Hoping to solve his problem, Smith bought a portable solar charger he could prop up in the window of a plane.

“I’d plug it into my phone and when we landed, I was ready to go again,” he said.

The charger meshed well with his environmental values, of course. Still, “when I first started using solar to charge my devices,” he said, “it was out of convenience.”

In fact, Smith is one of a growing number of business travelers who, out of practicality or concern for the environment, use portable renewable energy devices — primarily portable solar panels, but also hand-cranked electricity generators known as dynamos or freeplay devices — to power up their electronics when they work in places that offer little or no access to electricity.

“Basically, this technology makes our work possible,” said John Poulsen, a tropical ecologist who investigates logging’s effects on animal populations in the forests of central Africa.

Often, data collection takes Poulsen as much as 38.6km from the nearest road.

“The research we do requires being in the forest for two to three weeks at a time. And if we had to go back to the village every two or three days for batteries, we just couldn’t do it,” he said.

Generally speaking, portable renewable energy devices cannot power large equipment, like desktop computers or printers. But they can generate enough electricity to operate laptops, satellite telephones, movie and still cameras, sound-recording equipment, GPS equipment and camp lighting, said Stuart Cody, owner of Automated Media Systems in Allston, Massachusetts. The company customizes portable solar arrays and battery backup systems for business travelers and adventurers.

The devices have improved significantly since they were first introduced in the mid-1990s. That was about the time the tree kangaroo conservation program, administered by the Woodland Park Zoo in Seattle, began using portable solar power at its field sites in Papua New Guinea.

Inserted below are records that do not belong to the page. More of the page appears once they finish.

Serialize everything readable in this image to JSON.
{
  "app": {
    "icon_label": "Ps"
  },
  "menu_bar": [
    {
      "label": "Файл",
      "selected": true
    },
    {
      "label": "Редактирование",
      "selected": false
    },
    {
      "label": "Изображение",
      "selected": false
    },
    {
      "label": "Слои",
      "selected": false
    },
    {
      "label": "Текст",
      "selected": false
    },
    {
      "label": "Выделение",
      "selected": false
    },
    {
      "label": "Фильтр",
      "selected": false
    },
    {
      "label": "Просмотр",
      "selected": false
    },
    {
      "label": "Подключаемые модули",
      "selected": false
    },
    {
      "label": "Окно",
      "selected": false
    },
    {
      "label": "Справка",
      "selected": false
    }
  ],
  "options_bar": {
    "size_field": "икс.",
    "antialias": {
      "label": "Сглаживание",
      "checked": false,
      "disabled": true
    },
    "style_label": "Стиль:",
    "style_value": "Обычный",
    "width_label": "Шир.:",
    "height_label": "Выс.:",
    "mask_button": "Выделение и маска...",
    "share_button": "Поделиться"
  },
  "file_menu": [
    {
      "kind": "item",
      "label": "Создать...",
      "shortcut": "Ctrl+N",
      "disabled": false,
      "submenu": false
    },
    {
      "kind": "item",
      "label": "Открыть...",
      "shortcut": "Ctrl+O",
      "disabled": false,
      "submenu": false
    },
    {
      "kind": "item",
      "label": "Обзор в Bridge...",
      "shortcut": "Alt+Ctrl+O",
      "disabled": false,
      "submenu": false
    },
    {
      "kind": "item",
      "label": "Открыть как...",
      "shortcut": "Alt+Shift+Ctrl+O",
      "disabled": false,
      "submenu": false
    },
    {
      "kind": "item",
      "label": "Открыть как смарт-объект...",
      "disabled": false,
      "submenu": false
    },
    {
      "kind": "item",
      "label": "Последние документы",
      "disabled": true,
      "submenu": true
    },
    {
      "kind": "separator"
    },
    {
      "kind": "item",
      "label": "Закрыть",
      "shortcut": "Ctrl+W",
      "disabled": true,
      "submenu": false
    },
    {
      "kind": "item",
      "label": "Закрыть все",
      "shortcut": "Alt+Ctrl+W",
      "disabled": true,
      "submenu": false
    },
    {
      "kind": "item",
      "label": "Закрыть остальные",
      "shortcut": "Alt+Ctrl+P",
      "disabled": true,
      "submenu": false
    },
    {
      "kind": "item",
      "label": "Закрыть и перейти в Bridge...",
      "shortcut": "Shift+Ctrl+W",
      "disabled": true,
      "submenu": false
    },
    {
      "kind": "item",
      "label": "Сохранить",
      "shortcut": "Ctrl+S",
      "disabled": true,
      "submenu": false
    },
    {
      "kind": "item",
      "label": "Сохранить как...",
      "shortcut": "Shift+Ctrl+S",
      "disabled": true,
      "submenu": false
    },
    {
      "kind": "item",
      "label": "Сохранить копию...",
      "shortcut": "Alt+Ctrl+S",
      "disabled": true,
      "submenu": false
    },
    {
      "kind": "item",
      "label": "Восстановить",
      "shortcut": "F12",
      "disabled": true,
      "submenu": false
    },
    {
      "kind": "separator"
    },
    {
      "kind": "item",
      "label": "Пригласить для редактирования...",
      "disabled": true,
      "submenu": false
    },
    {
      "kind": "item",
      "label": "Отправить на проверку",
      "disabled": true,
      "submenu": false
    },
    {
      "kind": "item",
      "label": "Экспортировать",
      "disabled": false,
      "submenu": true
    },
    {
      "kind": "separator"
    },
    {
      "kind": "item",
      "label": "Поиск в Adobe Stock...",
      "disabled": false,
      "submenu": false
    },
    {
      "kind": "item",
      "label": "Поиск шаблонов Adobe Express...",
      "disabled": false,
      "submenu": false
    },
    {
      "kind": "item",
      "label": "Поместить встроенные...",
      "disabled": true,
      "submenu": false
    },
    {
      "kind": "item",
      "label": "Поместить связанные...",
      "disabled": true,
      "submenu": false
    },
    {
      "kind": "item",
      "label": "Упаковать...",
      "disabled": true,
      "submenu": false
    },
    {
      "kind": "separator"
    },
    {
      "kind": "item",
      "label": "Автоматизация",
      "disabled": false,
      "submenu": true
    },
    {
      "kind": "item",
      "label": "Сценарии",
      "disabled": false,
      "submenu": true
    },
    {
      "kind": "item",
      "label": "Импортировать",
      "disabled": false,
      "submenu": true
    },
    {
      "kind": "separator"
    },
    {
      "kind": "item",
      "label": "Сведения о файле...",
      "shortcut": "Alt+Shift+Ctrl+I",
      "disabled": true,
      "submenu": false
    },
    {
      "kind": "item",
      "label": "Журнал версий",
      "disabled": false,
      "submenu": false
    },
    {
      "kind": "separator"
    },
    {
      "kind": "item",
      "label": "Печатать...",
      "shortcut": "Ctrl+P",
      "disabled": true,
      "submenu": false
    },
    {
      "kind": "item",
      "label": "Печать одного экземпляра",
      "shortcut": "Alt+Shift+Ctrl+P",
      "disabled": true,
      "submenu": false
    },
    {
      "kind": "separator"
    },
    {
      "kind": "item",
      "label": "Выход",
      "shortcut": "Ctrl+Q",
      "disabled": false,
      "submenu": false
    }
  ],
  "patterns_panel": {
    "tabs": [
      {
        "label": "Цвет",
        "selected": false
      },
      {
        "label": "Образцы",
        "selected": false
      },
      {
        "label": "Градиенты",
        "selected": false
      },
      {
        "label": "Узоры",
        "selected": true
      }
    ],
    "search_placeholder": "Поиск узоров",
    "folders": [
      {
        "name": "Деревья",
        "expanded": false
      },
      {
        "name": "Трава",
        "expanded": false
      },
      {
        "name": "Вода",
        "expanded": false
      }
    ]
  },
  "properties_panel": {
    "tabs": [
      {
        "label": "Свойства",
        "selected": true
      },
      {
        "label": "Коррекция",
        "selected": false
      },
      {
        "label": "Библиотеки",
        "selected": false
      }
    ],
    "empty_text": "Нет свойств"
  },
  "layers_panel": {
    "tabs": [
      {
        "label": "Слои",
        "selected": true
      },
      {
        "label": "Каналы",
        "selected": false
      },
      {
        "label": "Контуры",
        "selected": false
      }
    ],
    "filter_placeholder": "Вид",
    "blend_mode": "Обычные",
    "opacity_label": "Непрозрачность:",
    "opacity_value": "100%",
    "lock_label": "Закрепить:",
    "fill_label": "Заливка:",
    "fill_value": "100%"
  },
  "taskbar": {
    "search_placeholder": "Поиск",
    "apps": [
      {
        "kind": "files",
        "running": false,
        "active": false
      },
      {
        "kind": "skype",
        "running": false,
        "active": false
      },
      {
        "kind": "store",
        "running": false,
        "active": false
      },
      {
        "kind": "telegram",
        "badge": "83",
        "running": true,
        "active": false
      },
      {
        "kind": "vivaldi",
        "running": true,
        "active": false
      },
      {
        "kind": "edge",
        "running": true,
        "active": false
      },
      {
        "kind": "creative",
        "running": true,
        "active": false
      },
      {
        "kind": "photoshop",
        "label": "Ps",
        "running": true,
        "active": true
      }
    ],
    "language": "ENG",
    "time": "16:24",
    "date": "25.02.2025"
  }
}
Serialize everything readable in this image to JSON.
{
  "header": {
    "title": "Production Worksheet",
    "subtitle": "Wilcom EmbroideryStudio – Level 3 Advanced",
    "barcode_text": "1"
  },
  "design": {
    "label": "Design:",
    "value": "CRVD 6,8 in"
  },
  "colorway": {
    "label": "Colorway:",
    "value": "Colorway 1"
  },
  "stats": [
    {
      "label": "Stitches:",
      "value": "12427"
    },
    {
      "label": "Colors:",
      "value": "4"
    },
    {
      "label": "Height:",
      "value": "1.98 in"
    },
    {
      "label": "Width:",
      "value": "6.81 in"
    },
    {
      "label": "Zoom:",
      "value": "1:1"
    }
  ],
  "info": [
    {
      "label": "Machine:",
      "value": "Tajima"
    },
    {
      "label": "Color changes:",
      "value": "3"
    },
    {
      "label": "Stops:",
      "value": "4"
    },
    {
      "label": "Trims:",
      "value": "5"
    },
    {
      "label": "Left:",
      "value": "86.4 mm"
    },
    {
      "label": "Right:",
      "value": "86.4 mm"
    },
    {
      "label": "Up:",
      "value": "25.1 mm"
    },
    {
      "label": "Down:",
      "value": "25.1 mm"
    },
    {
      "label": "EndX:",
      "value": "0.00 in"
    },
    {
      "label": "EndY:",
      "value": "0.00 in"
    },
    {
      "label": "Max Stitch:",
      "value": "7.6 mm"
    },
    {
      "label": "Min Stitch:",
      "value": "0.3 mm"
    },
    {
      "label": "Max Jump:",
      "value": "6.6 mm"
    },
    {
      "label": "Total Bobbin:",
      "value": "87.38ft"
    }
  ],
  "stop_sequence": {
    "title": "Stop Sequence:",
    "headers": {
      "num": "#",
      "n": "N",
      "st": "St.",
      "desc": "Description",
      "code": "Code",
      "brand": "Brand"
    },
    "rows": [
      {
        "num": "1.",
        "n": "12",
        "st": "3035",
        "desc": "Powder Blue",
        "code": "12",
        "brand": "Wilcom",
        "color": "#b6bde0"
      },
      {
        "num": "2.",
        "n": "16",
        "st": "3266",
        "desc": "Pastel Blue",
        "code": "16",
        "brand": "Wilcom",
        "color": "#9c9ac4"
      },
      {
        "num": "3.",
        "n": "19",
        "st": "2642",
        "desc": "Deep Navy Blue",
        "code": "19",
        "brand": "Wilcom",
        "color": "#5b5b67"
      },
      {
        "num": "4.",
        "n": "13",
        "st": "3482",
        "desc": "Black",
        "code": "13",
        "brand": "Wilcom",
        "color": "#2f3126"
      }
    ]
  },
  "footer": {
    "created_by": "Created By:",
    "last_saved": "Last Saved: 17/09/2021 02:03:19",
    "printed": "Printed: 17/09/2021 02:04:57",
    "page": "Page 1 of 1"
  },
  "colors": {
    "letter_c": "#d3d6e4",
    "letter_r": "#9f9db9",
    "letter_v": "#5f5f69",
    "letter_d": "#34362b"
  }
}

“Initially, we got panels that didn’t work very well,” said Lisa Dabek, the zoo’s director of field conservation.

Now, the solar panels used to power laptops, navigation devices and satellite phones “are much smaller and much more portable,” she said.

The organization uses this technology for reasons that have as much to do with practicality as with environmental concerns. Fuel-powered generators, Dabek said, are “very heavy. And to hike uphill with them for two days is not really an option.”

Moreover, generators “make a lot of noise that would scare away the tree kangaroos,” she said.

Cody said users should be realistic about how much power portable solar panels could create.

“People who are starting from scratch don’t realize that solar panels don’t always put out a consistent stream of energy,” he said. “The sun comes and goes. There’s a shadow that reduces the current flow.”

As a result, Cody suggested using the devices to charge internal or external batteries, rather than to run electronics directly.